Rainey stated that “sales of general merchandise products like stand mixers and hand blenders have increased as consumers are preparing more meals at home.” They’re also purchasing more necessities, and they are focusing on cheaper items and brands. The growth of private-label products is a good indicator on the pressures that consumers face right now.
Walmart’s comments about disinflation, and higher borrowing rates come after investors were reminded of the fact that policymakers may still be fighting against inflation. The minutes of the Federal Reserve rate-setting meeting in July showed that, while officials were more cautious regarding the need to continue raising interest rates most members still saw “significant downside risks” for inflation.
Walmart, based in Arkansas, was among several US retailers who reported quarterly results last week. However the picture they painted of the American consumers is muddled and distorted by issues specific to their company.
Target, a rival retailer, reported a forecast-beating profit on Wednesday. However its revenues fell on an annual basis. This was the first decline in six years. The retailer’s full-year forecast was cut after it received a response in recent months to its Pride merchandise.
Target executives stated that consumers continue to spend money on experiences and services. This “puts near-term pressure” on Target’s discretionary products, which are more vulnerable.
This was in stark contrast to Walmart’s statement on Thursday, when McMillon said that “food is one of our strengths”, but he was also “encouraged” by the results we achieved in general merchandise in comparison with our expectations at the beginning of the quarter.
Rainey stated that consumers “show a willingness” to spend and “don’t compromise” when it comes to holiday purchases. McMillon stated that back-to school shopping is booming. “When back-toschool is booming, it bodes very well for Halloween and Christmas as well as [general merchandise] during the second half of the year.”
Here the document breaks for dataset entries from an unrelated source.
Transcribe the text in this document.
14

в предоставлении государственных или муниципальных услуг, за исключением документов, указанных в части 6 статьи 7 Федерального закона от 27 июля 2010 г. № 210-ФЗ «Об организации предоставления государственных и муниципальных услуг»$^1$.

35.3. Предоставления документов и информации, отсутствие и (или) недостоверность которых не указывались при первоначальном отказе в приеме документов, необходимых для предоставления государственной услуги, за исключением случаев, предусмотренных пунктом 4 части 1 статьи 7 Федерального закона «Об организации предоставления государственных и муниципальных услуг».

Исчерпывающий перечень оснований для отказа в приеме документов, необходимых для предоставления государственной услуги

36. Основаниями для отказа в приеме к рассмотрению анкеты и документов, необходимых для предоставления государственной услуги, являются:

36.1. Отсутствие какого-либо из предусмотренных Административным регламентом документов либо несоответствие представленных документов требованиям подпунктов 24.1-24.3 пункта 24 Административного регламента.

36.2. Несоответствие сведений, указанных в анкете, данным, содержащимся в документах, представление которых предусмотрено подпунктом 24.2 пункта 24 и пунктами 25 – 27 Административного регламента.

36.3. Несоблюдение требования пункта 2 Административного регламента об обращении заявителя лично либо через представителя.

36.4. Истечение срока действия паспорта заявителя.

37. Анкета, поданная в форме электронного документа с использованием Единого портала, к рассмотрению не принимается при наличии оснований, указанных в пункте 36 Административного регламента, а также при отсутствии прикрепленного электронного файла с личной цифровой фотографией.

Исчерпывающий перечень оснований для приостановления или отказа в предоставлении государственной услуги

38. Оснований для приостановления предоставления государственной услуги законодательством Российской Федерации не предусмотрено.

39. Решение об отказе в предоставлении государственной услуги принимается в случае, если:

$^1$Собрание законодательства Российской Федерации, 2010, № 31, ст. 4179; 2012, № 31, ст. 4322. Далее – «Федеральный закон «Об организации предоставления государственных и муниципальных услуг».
Home Depot, a DIY retailer, reported a second-quarter decline in sales as consumers continued to work on minor home improvements but resisted buying expensive items.
Target executives said that they also observed US shoppers reducing their spending plans in order to take into account the fact that students will have to begin repaying their student loans as of October, after the Supreme Court rejected President Joe Biden’s student debt relief plan.
Walmart forecasts earnings of between $6.36 to $6.46 per share in this year. Sales are expected to increase between 4 and 4.5%. Walmart had previously predicted a range between $6.10 and $6.20 per share with a sales increase of 3.5 percent.
Walmart’s quarterly revenue rose by 5.7 percent from the same period last year to $161.6bn. This was higher than the $160.30bn analysts had predicted in a Refinitiv survey.
Walmart reported earnings at $2.92 per share or $1.84 after adjusting for investment gains and losses and an opioid settlement cost. Analysts had expected adjusted earnings to be $1.71 per share.
The shares of the retailer dropped by 2.2% on Thursday.